Она ждала; бряканье затихло, слышно было, как отодвинули стул, бургомистр открыл дверь и вышел в прихожую. Был он рослый и сильный, небритое лицо лоснилось, как намазанное салом.
— Вы зачем, Миховка?
— Пришла просить вас за сына, он в гимназии учится, — ответила Францка и сама удивилась своему твердому, совсем не нищенскому голосу.
Бургомистр рассердился.
— Да, конечно, по-вашему, так это и будет тянуться. Я все давай, давай, а сам бери где знаешь… А что делает ваш сын? Он же совсем не учится!

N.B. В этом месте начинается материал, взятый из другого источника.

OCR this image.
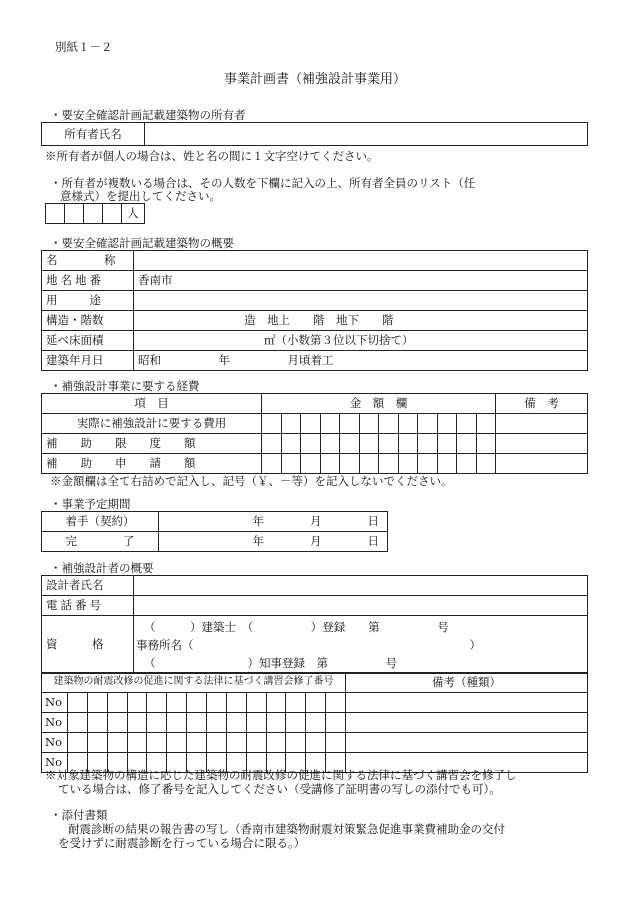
別紙１－２
事業計画書（補強設計事業用）
・要安全確認計画記載建築物の所有者
所有者氏名	
※所有者が個人の場合は、姓と名の間に１文字空けてください。
・所有者が複数いる場合は、その人数を下欄に記入の上、所有者全員のリスト（任
意様式）を提出してください。
				人
・要安全確認計画記載建築物の概要
名　　　称	
地名地番	香南市
用　　途	
構造・階数	造　地上　　階　地下　　階
延べ床面積	㎡（小数第３位以下切捨て）
建築年月日	昭和　　　　　年　　　　　月頃着工
・補強設計事業に要する経費
項　目	金　額　欄	備　考
実際に補強設計に要する費用	

補　　助　　限　　度　　額	

補　　助　　申　　請　　額	

※金額欄は全て右詰めで記入し、記号（￥、－等）を記入しないでください。
・事業予定期間
着手（契約）	年　　　　月　　　　日
完　　　　了	年　　　　月　　　　日
・補強設計者の概要
設計者氏名	
電話番号	
資　　　格	（　　　）建築士　（　　　　　）登録　　第　　　　　号
事務所名（　　　　　　　　　　　　　　　　　　　　　　　　）
（　　　　　　　　）知事登録　第　　　　　号
建築物の耐震改修の促進に関する法律に基づく講習会修了番号	備考（種類）

No	

No	

No	

No	

※対象建築物の構造に応じた建築物の耐震改修の促進に関する法律に基づく講習会を修了し
ている場合は、修了番号を記入してください（受講修了証明書の写しの添付でも可）。
・添付書類
耐震診断の結果の報告書の写し（香南市建築物耐震対策緊急促進事業費補助金の交付
を受けずに耐震診断を行っている場合に限る。）
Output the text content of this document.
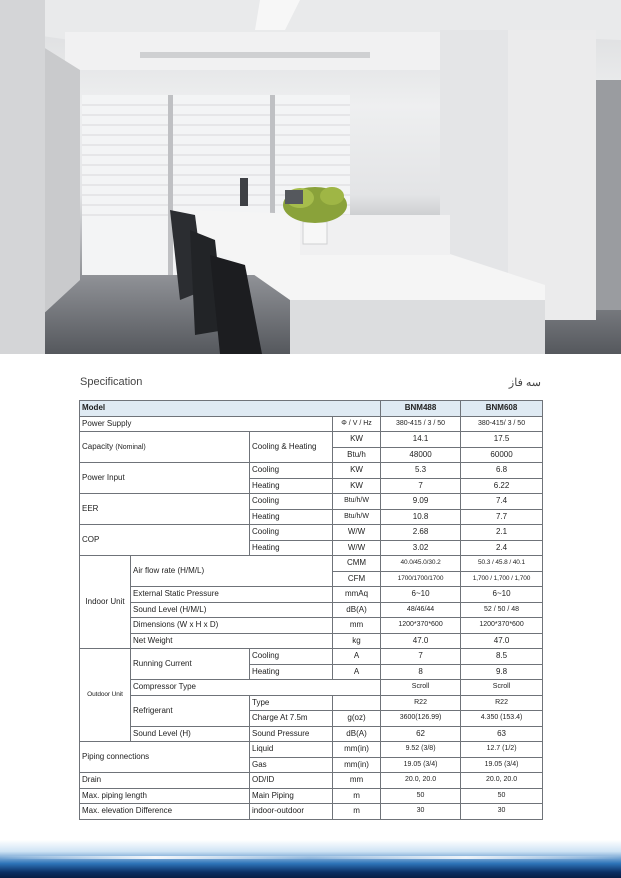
Specification	سه فاز
Model				BNM488	BNM608
Power Supply			Φ / V / Hz	380-415 / 3 / 50	380-415/ 3 / 50
Capacity (Nominal)		Cooling & Heating	KW	14.1	17.5
			Btu/h	48000	60000
Power Input		Cooling	KW	5.3	6.8
		Heating	KW	7	6.22
EER		Cooling	Btu/h/W	9.09	7.4
		Heating	Btu/h/W	10.8	7.7
COP		Cooling	W/W	2.68	2.1
		Heating	W/W	3.02	2.4
Indoor Unit	Air flow rate (H/M/L)		CMM	40.0/45.0/30.2	50.3 / 45.8 / 40.1
			CFM	1700/1700/1700	1,700 / 1,700 / 1,700
	External Static Pressure		mmAq	6~10	6~10
	Sound Level (H/M/L)		dB(A)	48/46/44	52 / 50 / 48
	Dimensions (W x H x D)		mm	1200*370*600	1200*370*600
	Net Weight		kg	47.0	47.0
Outdoor Unit	Running Current	Cooling	A	7	8.5
		Heating	A	8	9.8
	Compressor Type			Scroll	Scroll
	Refrigerant	Type		R22	R22
		Charge At 7.5m	g(oz)	3600(126.99)	4.350 (153.4)
	Sound Level (H)	Sound Pressure	dB(A)	62	63
Piping connections		Liquid	mm(in)	9.52 (3/8)	12.7 (1/2)
		Gas	mm(in)	19.05 (3/4)	19.05 (3/4)
Drain		OD/ID	mm	20.0, 20.0	20.0, 20.0
Max. piping length		Main Piping	m	50	50
Max. elevation Difference		indoor-outdoor	m	30	30
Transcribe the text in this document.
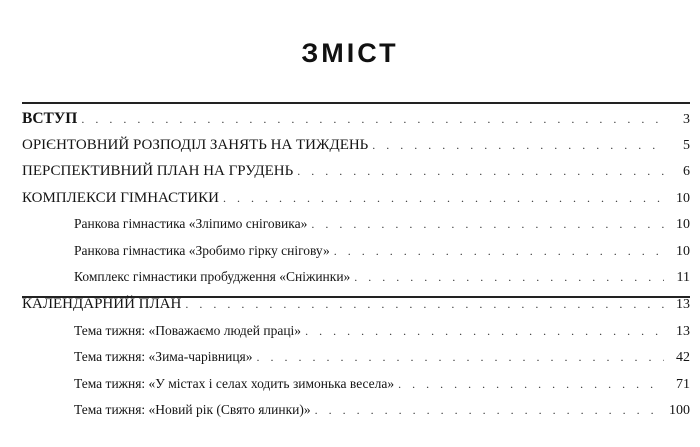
ЗМІСТ
ВСТУП . . .	3
ОРІЄНТОВНИЙ РОЗПОДІЛ ЗАНЯТЬ НА ТИЖДЕНЬ . . .	5
ПЕРСПЕКТИВНИЙ ПЛАН НА ГРУДЕНЬ . . .	6
КОМПЛЕКСИ ГІМНАСТИКИ . . .	10
Ранкова гімнастика «Зліпимо сніговика» . . .	10
Ранкова гімнастика «Зробимо гірку снігову» . . .	10
Комплекс гімнастики пробудження «Сніжинки» . . .	11
КАЛЕНДАРНИЙ ПЛАН . . .	13
Тема тижня: «Поважаємо людей праці» . . .	13
Тема тижня: «Зима-чарівниця» . . .	42
Тема тижня: «У містах і селах ходить зимонька весела» . . .	71
Тема тижня: «Новий рік (Свято ялинки)» . . .	100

Францка радовалась тому, что он говорит с ней, а не уходит молча, как это случалось уже много раз, когда он уходил, не оглядываясь, будто в прихожей никого не было.
— Учится, он старательный! — быстро ответила она. — Только… Поужинать не на что, за квартиру платить нечем, и одежды нет, ходит рваный.
— Хороша мать! — ядовито усмехнулся бургомистр.
Она посмотрела ему в лицо и увидела, что он сказал это, желая уязвить ее.
— У меня ничего нет! — ответила она медленно и тихо. — Если бы это могло ему помочь, я бы себе руку отрубила. Нету у меня для него даже на кусок хлеба к ужину…
— А что отец делает?
— Уехал, и ни слуху ни духу, не пишет ничего.
— Ловко придумал. Вот бы и мне этак — отправиться по свету, а детей чужим людям повесить на шею… Только просчитался он, так дальше не пойдет. Сколько-то человек может дать, но в конце концов всему есть предел.
Францка в ужасе подумала — сейчас он повернется и уйдет, оставив ее в прихожей. Она сделала шаг вперед и заговорила торопливо:
— Вы же обещали, господин бургомистр… когда он поступал в гимназию… сама я никогда бы об этом не подумала… я понадеялась… И если завтра не будет денег, его выкинут на улицу… всему будет конец… как бога, вас прошу…
Он подумал немного, потом достал кошелек и дал ей бумажку в пять гульденов, тщательно сложенную, совсем еще новую.
Она хотела поблагодарить, но он тотчас отвернулся и пошел к двери в лавку.
— Теперь ко мне скоро не приходите! — крикнул бургомистр, и горячая благодарность, заполнившая ее сердце, исчезла в тот же миг. Когда он протянул ей ассигнацию, он показался ей высоким и благородным, даже самое лицо его преобразилось, и она почувствовала, что грешила, когда думала, что он зол и груб. Теперь, когда он, тяжело ступая, шел в лавку, он снова был так же груб, толст и страшен, так что боязно было подойти к нему и трепет охватывал от неподвижного взгляда его серых глаз.
Пять гульденов она получила, но долг был больше, требовалось еще по крайней мере пять, и это только чтобы заплатить долг. А Лойзе ходит по Любляне оборванный, голодный — ужинать ему не на что, — бродит по городу, разглядывает, наверно, витрины с пирожными и колбасами и, голодный, думает: «Что там делает мать, почему она совсем забыла обо мне, почему не даст мне хлеба, ломоть вкусного белого хлеба?..»
Дальше, Францка!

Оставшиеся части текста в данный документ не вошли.